Statsbomb started releasing open data a few years back for hobbyists (like me) to play around with and learn a few things (hopefully ?! ). A big chunk of that open data is dedicated to charting Lionel Messi’s journey with Barcelona’s first team for about 17 years. That journey finally came to an end come summer of ‘21….Messi cried, I cried, some people laughed….then we all shrugged and moved on with life. Statsbomb’s recent most release completed that data set, providing the data for the final season of Messi at Barcelona.

One of my goals (that I’ve been deferring for lack of time for a better part of a year) was to use this data and investigate - to some extent, whatever extent event data permits - some stylistic features of Barcelona’s gameplay that everyone (read : Pep and Xavi) keeps talking about. You know what I mean - triangles, triangles and triangles….Now, this is a project that has already been tackled (for a particular season) by a fantastic group of people. This paper by Prof. Dr. Javier M. Buldú et. al. deals exactly with this, and more. Along with another paper by Prof. Dr. Buldu et.al. , this serves as my starting point. In this post, I will briefly describe the recreation of some of the metrics presented in those two papers using the pass networks of Barcelona and their opposition.

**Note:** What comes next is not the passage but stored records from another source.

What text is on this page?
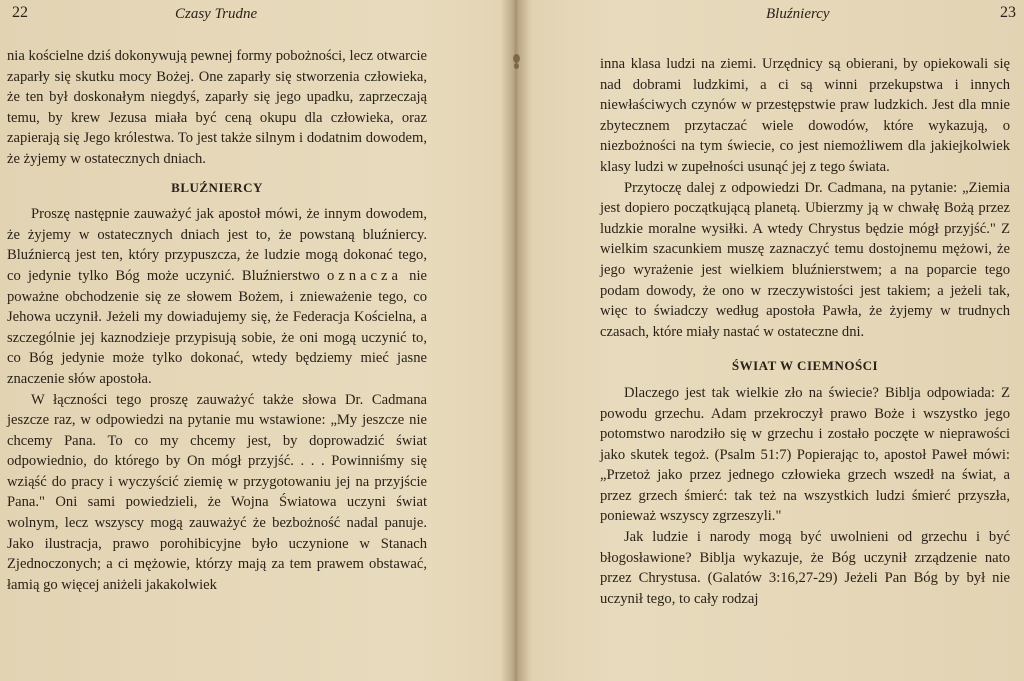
22	Czasy Trudne

nia kościelne dziś dokonywują pewnej formy pobożności, lecz otwarcie zaparły się skutku mocy Bożej. One zaparły się stworzenia człowieka, że ten był doskonałym niegdyś, zaparły się jego upadku, zaprzeczają temu, by krew Jezusa miała być ceną okupu dla człowieka, oraz zapierają się Jego królestwa. To jest także silnym i dodatnim dowodem, że żyjemy w ostatecznych dniach.

BLUŹNIERCY

Proszę następnie zauważyć jak apostoł mówi, że innym dowodem, że żyjemy w ostatecznych dniach jest to, że powstaną bluźniercy. Bluźniercą jest ten, który przypuszcza, że ludzie mogą dokonać tego, co jedynie tylko Bóg może uczynić. Bluźnierstwo oznacza nie poważne obchodzenie się ze słowem Bożem, i znieważenie tego, co Jehowa uczynił. Jeżeli my dowiadujemy się, że Federacja Kościelna, a szczególnie jej kaznodzieje przypisują sobie, że oni mogą uczynić to, co Bóg jedynie może tylko dokonać, wtedy będziemy mieć jasne znaczenie słów apostoła.

W łączności tego proszę zauważyć także słowa Dr. Cadmana jeszcze raz, w odpowiedzi na pytanie mu wstawione: „My jeszcze nie chcemy Pana. To co my chcemy jest, by doprowadzić świat odpowiednio, do którego by On mógł przyjść. . . . Powinniśmy się wziąść do pracy i wyczyścić ziemię w przygotowaniu jej na przyjście Pana." Oni sami powiedzieli, że Wojna Światowa uczyni świat wolnym, lecz wszyscy mogą zauważyć że bezbożność nadal panuje. Jako ilustracja, prawo porohibicyjne było uczynione w Stanach Zjednoczonych; a ci mężowie, którzy mają za tem prawem obstawać, łamią go więcej aniżeli jakakolwiek

Bluźniercy	23

inna klasa ludzi na ziemi. Urzędnicy są obierani, by opiekowali się nad dobrami ludzkimi, a ci są winni przekupstwa i innych niewłaściwych czynów w przestępstwie praw ludzkich. Jest dla mnie zbytecznem przytaczać wiele dowodów, które wykazują, o niezbożności na tym świecie, co jest niemożliwem dla jakiejkolwiek klasy ludzi w zupełności usunąć jej z tego świata.

Przytoczę dalej z odpowiedzi Dr. Cadmana, na pytanie: „Ziemia jest dopiero początkującą planetą. Ubierzmy ją w chwałę Bożą przez ludzkie moralne wysiłki. A wtedy Chrystus będzie mógł przyjść." Z wielkim szacunkiem muszę zaznaczyć temu dostojnemu mężowi, że jego wyrażenie jest wielkiem bluźnierstwem; a na poparcie tego podam dowody, że ono w rzeczywistości jest takiem; a jeżeli tak, więc to świadczy według apostoła Pawła, że żyjemy w trudnych czasach, które miały nastać w ostateczne dni.

ŚWIAT W CIEMNOŚCI

Dlaczego jest tak wielkie zło na świecie? Biblja odpowiada: Z powodu grzechu. Adam przekroczył prawo Boże i wszystko jego potomstwo narodziło się w grzechu i zostało poczęte w nieprawości jako skutek tegoż. (Psalm 51:7) Popierając to, apostoł Paweł mówi: „Przetoż jako przez jednego człowieka grzech wszedł na świat, a przez grzech śmierć: tak też na wszystkich ludzi śmierć przyszła, ponieważ wszyscy zgrzeszyli."

Jak ludzie i narody mogą być uwolnieni od grzechu i być błogosławione? Biblja wykazuje, że Bóg uczynił zrządzenie nato przez Chrystusa. (Galatów 3:16,27-29) Jeżeli Pan Bóg by był nie uczynił tego, to cały rodzaj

First things first, you obviously need to download the Statsbomb open data. I pre-process it such that for each game, I have the pass network for Barcelona for the largest chunk of uninterrupted time. This could be from minute 0 till the first substitution, or the first red card (why, hello Lenglet !!). Or this could be from a very early first substitution till the second substitution. In short, whichever time interval is larger, I have used that for my pass network. Now, when I say network, I really am referring to just the pass matrix that shows all passes going from player A to player B for all possible pairs (A,B) within the team. I also repeat this for the opposition, as I want to keep track of how the opposition faired stylistically in comparison to Barcelona.

Graphs

The very first metric is the one that’s often colloquially referred to by all and sundry - triangles. How do we measure that ? Or what do we even mean by triangles ? Fortunately for us, graphs/network science can help answer that question. In fact, aspects of network science will be used to construct and present all the metrics in this post. So let’s take a quick detour into the world of graphs. I won’t go into excruciating mathematical details. For interested readers, I have already linked the two papers I’ve used as references above. There are also fantastic books on this subject - Albert-Laszlo Barabasi and Mark Newman come to mind. Read up those for the full details. In short, graphs are collections of nodes and edges. Nodes, or vertices, are just points - could be real coordinate points or some abstraction (players in football) and the edges are the lines that connect these points - could be real paths between points, or some abstraction (like passing links in football). A sample graph is shown below :

The graph above is called “undirected” because the edges don’t show any directionality - they only represent the total connection between two nodes. The graph below is “directed” because the edges show directionality :

In football pass networks lingo, think of undirected graphs as representing total pass exchange between players, while directed graphs distinguish between passes from A to B and passes from B to A.

Triangles

Now, you can see in the above graphs how certain triangles are forming around certain nodes. However, its not necessary for any three sets of nodes to form triangles as is visible. (In football lingo, imagine this - Messi passes to Alba, Alba passes to Fati, but Fati doesn’t make a successful pass to Messi during the game). Such three sets of nodes will form triads and only certain triads will have closure to form triangles. Then, the propensity to form triangles is the first metric we wish to capture. But, as the papers do, we don’t just try to capture triangle completions but also try to see if the triangles are balanced, i.e., similar volume of passes exchanged among three players to and fro. So, we use the weighted and directed pass network - weight being equal to the number of passes from player A to B for all combinations of A and B - and try to measure a notion of “balanced” triangles. The python library used is called networkx, and the metric is called “clustering coefficient”, with the pass numbers passed as weights. This produces the following for all seasons and managers. Larger numbers imply higher tendency to form balanced triangles.

Player interconnectivity

The next metric tries to examine how well path-connected the players are within the team. This is done by calculating the shortest paths that exist between two players. If there is no direct path, this will typically go through some subset of other players. For eg. there could be direct connection between Messi and Alba in one game, and then via Busquets and Iniesta in another one. Once again, we are using weighted paths here - weight being equal to the pass numbers. If there are higher number of passes exchanged, then the weight of the path is high and the two nodes are “close” to each other. So, “closeness” is inversely proportional to the number of passes exchanged. So, first create a matrix where all non-zero elements are inverted, and then use Dijkstra’s algorithm to evaluate “closeness”/”interconnectivity”. Here, smaller numbers mean players are more connected within the team. The seasonal/managerial variations are shown below :

Network strength and robustness

The next metric tries to capture network strength - greater number of links between nodes and important nodes connected with each other. Importance here is being measured as eigenvector centrality, and the network strength is the largest eigenvalue of the weighted pass network/adjacency matrix. Larger values imply greater network strength.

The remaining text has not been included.